• We Just Had a Baby-Now What?
  • November 9, 2016 | Author: Dustin H. Noble
  • Law Firm: Hopkins Huebner P.C. - Des Moines Office
  • If you recently brought a baby into the world, you likely spent countless hours researching baby products, preparing a nursery, and preparing yourselves for your new bundle of joy. How do I know this? My wife and I are expecting our first child, and we are immersed in the preparation stage. An item that may have gotten pushed to the back of your list, or didn’t make the list at all, is how your new baby impacts your estate plans, specifically, your will, if one exists.

    Didn’t have a will previously? No need to feel like you dropped the ball. For many young people starting out, a will may not be necessary depending on your financial situation and your desires if anything were to happen to you. However, once your new baby enters the picture, that is no longer the case. For parents with minor children, one of the most important aspects a will should address is who will be named as guardian, the person responsible for taking care of the child(ren) if anything were to happen to both parents. Another important issue to consider is the distribution of the proceeds of your estate.

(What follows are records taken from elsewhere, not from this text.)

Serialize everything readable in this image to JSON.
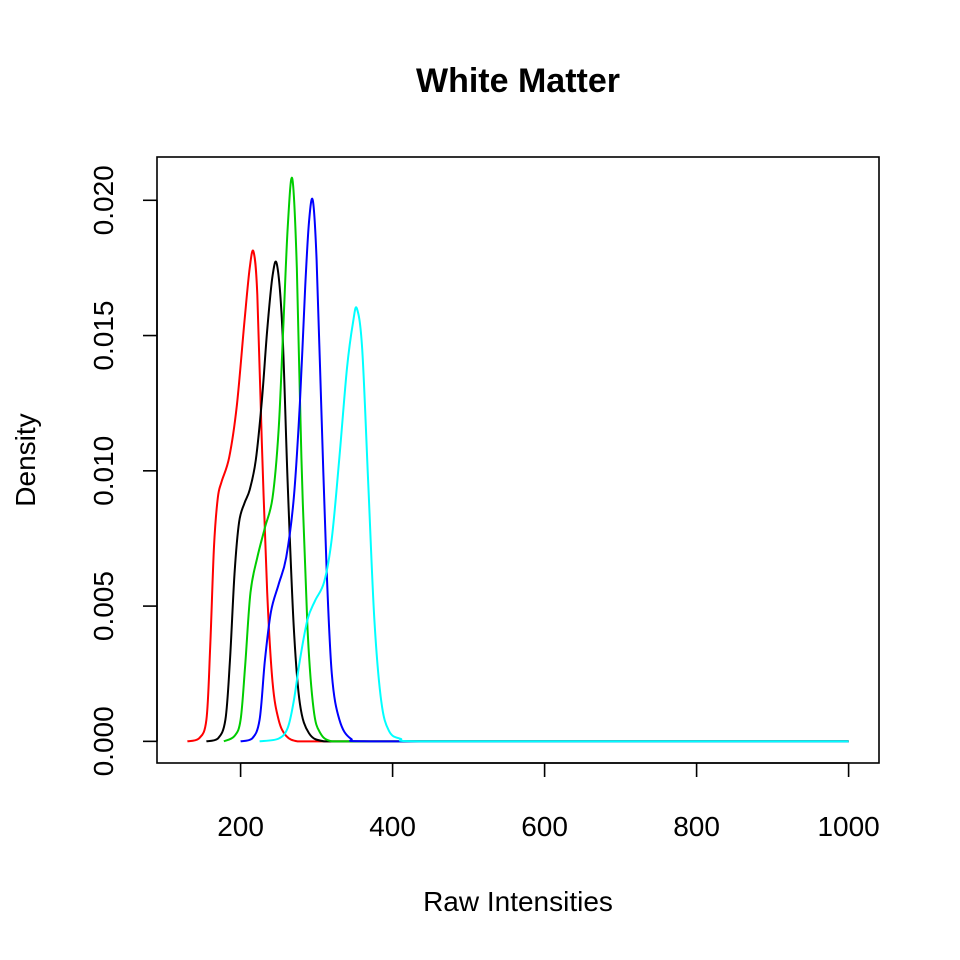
{
  "chart_data": {
    "type": "line",
    "title": "White Matter",
    "xlabel": "Raw Intensities",
    "ylabel": "Density",
    "xlim": [
      90,
      1040
    ],
    "ylim": [
      -0.0008,
      0.0216
    ],
    "x_ticks": [
      200,
      400,
      600,
      800,
      1000
    ],
    "x_tick_labels": [
      "200",
      "400",
      "600",
      "800",
      "1000"
    ],
    "y_ticks": [
      0.0,
      0.005,
      0.01,
      0.015,
      0.02
    ],
    "y_tick_labels": [
      "0.000",
      "0.005",
      "0.010",
      "0.015",
      "0.020"
    ],
    "grid": false,
    "legend": "none",
    "series": [
      {
        "color": "#ff0000",
        "x": [
          130,
          145,
          155,
          160,
          165,
          170,
          175,
          185,
          195,
          205,
          212,
          217,
          222,
          228,
          235,
          242,
          250,
          260,
          275,
          300,
          400,
          700,
          1000
        ],
        "y": [
          0.0,
          0.0001,
          0.0008,
          0.0035,
          0.0072,
          0.009,
          0.0096,
          0.0105,
          0.0124,
          0.0155,
          0.0175,
          0.0181,
          0.0165,
          0.011,
          0.0055,
          0.0022,
          0.0008,
          0.0002,
          0.0,
          0.0,
          0.0,
          0.0,
          0.0
        ]
      },
      {
        "color": "#000000",
        "x": [
          155,
          170,
          180,
          186,
          192,
          198,
          205,
          212,
          220,
          228,
          235,
          242,
          248,
          255,
          262,
          270,
          278,
          290,
          310,
          350,
          600,
          1000
        ],
        "y": [
          0.0,
          0.0001,
          0.0008,
          0.003,
          0.0062,
          0.0081,
          0.0088,
          0.0093,
          0.0104,
          0.0126,
          0.0152,
          0.0172,
          0.0176,
          0.0152,
          0.0095,
          0.0042,
          0.0014,
          0.0003,
          0.0,
          0.0,
          0.0,
          0.0
        ]
      },
      {
        "color": "#00cd00",
        "x": [
          178,
          192,
          200,
          206,
          213,
          222,
          232,
          242,
          250,
          256,
          262,
          268,
          274,
          280,
          288,
          296,
          305,
          320,
          350,
          600,
          1000
        ],
        "y": [
          0.0,
          0.0002,
          0.0008,
          0.0028,
          0.0055,
          0.0068,
          0.0079,
          0.009,
          0.0115,
          0.0152,
          0.019,
          0.0208,
          0.0175,
          0.0105,
          0.0042,
          0.0012,
          0.0003,
          0.0,
          0.0,
          0.0,
          0.0
        ]
      },
      {
        "color": "#0000ff",
        "x": [
          200,
          215,
          225,
          232,
          240,
          250,
          260,
          270,
          278,
          285,
          290,
          295,
          300,
          306,
          313,
          320,
          330,
          345,
          370,
          600,
          1000
        ],
        "y": [
          0.0,
          0.0001,
          0.0008,
          0.003,
          0.0048,
          0.0058,
          0.0068,
          0.009,
          0.0125,
          0.0168,
          0.0192,
          0.02,
          0.0178,
          0.0125,
          0.0065,
          0.0025,
          0.0008,
          0.0001,
          0.0,
          0.0,
          0.0
        ]
      },
      {
        "color": "#00ffff",
        "x": [
          225,
          250,
          262,
          270,
          278,
          288,
          298,
          310,
          320,
          330,
          340,
          348,
          353,
          360,
          368,
          376,
          385,
          395,
          410,
          440,
          700,
          1000
        ],
        "y": [
          0.0,
          0.0001,
          0.0005,
          0.0015,
          0.003,
          0.0045,
          0.0052,
          0.0059,
          0.0075,
          0.0105,
          0.0138,
          0.0155,
          0.016,
          0.0145,
          0.0095,
          0.0045,
          0.0015,
          0.0004,
          0.0001,
          0.0,
          0.0,
          0.0
        ]
      }
    ]
  }
}
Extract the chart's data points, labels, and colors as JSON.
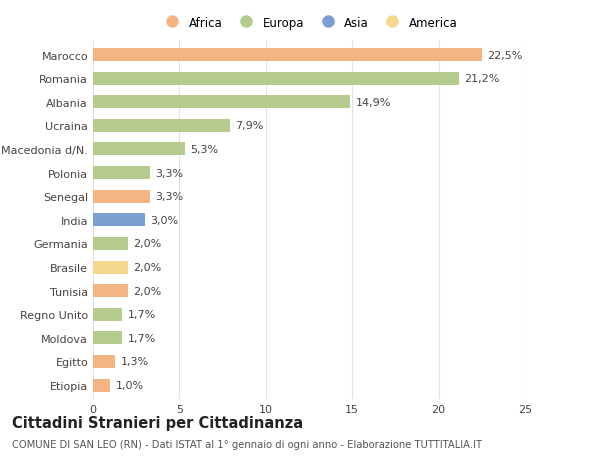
{
  "countries": [
    "Marocco",
    "Romania",
    "Albania",
    "Ucraina",
    "Macedonia d/N.",
    "Polonia",
    "Senegal",
    "India",
    "Germania",
    "Brasile",
    "Tunisia",
    "Regno Unito",
    "Moldova",
    "Egitto",
    "Etiopia"
  ],
  "values": [
    22.5,
    21.2,
    14.9,
    7.9,
    5.3,
    3.3,
    3.3,
    3.0,
    2.0,
    2.0,
    2.0,
    1.7,
    1.7,
    1.3,
    1.0
  ],
  "labels": [
    "22,5%",
    "21,2%",
    "14,9%",
    "7,9%",
    "5,3%",
    "3,3%",
    "3,3%",
    "3,0%",
    "2,0%",
    "2,0%",
    "2,0%",
    "1,7%",
    "1,7%",
    "1,3%",
    "1,0%"
  ],
  "continents": [
    "Africa",
    "Europa",
    "Europa",
    "Europa",
    "Europa",
    "Europa",
    "Africa",
    "Asia",
    "Europa",
    "America",
    "Africa",
    "Europa",
    "Europa",
    "Africa",
    "Africa"
  ],
  "colors": {
    "Africa": "#F5B483",
    "Europa": "#B5CC8E",
    "Asia": "#7B9FD0",
    "America": "#F5D78E"
  },
  "legend_order": [
    "Africa",
    "Europa",
    "Asia",
    "America"
  ],
  "bg_color": "#ffffff",
  "grid_color": "#e0e0e0",
  "title": "Cittadini Stranieri per Cittadinanza",
  "subtitle": "COMUNE DI SAN LEO (RN) - Dati ISTAT al 1° gennaio di ogni anno - Elaborazione TUTTITALIA.IT",
  "xlim": [
    0,
    25
  ],
  "xticks": [
    0,
    5,
    10,
    15,
    20,
    25
  ],
  "bar_height": 0.55,
  "label_fontsize": 8,
  "tick_fontsize": 8,
  "title_fontsize": 10.5,
  "subtitle_fontsize": 7.2,
  "legend_fontsize": 8.5
}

Your will can provide that your assets are to be held in trust until your child reaches a certain age.

    Already have a will? Way to go. If you’ve already named a guardian in your will and have provided how and when your children are to receive proceeds from your estate, you already have important jobs done. One new question you may have now, though, is whether you need to change your will to include your newborn. With properly drafted wills, making such a change may not be absolutely necessary. In many wills, a paragraph is dedicated to naming any children you have at the time the will is signed. Typically, there is a sentence in that same paragraph that provides something along the lines of, “All references to my child/children shall refer to him/her/them and any afterborn or adopted children that I may have.” If your will has a provision similar to this, your new baby is already covered by your current will. However, some parents still choose to update their wills to ensure the names of all their children are provided, which is perfectly fine.

    With your new baby demanding a significant amount of your time and attention, make sure you find time to consider these issues and take action, if necessary.